I had to ask the student who wrote down that this image is of Matthew Brady how she knew it was him. She said it was in our picture books that we were previewing. Good attention to the author's notes!
Misconception identified here! This is not Harriet Tubman!
Saturday, December 10, 2016
Friday, December 9, 2016
Our favorite volunteer led one of our social studies lesson this week on the gold rush.
Her husband's great-great grandfather had written a journal in the summer of 1852. Someone in the family had transcribed the journal many years ago. Students loved reading how the author documented his daily life. There were even a few love letters included to a young lady named Emily.
Students asked questions like, "What is ague?", "What is a cord?", "Did Emily ever come and visit him?".
Here is a photo of Mrs. F's husband's grandfather and his wife, the son and daughter-in-law of the author.
Last week, we completed our investigation on why do we need algebraic expressions.
Most students are able to find the pattern when the sequence is chronological. When the sequence skips values and jumps from 10 to 100 things begin to change. It is not ten times as much as the value for term 10.
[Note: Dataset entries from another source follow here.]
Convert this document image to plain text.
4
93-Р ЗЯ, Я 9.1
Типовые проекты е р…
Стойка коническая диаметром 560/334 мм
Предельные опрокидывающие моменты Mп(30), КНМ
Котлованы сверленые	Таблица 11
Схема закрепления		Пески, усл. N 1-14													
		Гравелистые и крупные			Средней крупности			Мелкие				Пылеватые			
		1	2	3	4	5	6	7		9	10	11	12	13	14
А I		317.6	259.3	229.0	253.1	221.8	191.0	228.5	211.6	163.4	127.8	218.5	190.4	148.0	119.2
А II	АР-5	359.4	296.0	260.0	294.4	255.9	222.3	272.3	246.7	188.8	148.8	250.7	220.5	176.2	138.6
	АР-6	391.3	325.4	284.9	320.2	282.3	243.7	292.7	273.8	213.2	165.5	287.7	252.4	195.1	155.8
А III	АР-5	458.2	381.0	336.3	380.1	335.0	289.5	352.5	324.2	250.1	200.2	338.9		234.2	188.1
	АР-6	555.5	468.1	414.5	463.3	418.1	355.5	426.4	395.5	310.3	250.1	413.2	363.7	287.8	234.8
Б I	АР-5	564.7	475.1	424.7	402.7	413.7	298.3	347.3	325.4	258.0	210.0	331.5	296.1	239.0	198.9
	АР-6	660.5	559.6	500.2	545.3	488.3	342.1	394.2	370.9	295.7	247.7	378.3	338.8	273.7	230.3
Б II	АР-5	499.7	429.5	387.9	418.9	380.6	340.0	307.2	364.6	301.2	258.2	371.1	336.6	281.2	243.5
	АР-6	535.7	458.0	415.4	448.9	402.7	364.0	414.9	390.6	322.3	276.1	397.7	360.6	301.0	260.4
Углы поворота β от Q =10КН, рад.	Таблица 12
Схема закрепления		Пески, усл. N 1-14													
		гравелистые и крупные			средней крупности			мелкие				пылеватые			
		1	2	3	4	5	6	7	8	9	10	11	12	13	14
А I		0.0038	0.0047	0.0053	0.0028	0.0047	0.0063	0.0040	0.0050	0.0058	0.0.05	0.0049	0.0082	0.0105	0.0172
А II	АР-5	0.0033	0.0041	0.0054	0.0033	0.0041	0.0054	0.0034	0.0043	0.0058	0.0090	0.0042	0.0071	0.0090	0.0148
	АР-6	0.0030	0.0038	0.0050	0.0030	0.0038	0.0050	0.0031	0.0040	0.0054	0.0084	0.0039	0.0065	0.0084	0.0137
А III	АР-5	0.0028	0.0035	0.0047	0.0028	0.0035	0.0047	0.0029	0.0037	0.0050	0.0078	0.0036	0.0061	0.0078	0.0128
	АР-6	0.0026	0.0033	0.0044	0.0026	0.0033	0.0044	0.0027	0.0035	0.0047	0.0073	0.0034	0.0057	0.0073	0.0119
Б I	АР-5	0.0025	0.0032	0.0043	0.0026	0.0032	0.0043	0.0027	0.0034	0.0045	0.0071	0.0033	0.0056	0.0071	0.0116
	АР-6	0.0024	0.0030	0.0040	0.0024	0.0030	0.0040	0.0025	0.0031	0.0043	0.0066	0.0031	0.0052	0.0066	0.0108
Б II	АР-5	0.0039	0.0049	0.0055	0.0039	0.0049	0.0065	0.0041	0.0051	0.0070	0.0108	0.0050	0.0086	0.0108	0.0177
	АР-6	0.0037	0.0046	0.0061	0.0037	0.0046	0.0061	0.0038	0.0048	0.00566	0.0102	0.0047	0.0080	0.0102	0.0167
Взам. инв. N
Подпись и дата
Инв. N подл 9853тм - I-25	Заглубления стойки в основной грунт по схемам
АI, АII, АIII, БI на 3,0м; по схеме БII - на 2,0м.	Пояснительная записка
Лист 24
Here you can sort of see how some students were postulating that the value for term ten should have doubled what the value was for term five (they are highlighted yellow) but then quickly the student could see that actually that was not the case.
So we tried using the comparison of terms 2, 4, and 6. You can see those highlighted in orange. The values are not increasing by doubling or tripling.
After more discussion, and much encouragement to stop looking just at the column of the height and its numbers (the recursive pattern) but to look across the columns to the co-variant values. The age and height correspond in value to each other.
We truly felt accomplished after quite a few students were able to determine the algebraic expression!!! Lots of high-fives and Woot Woots were going on!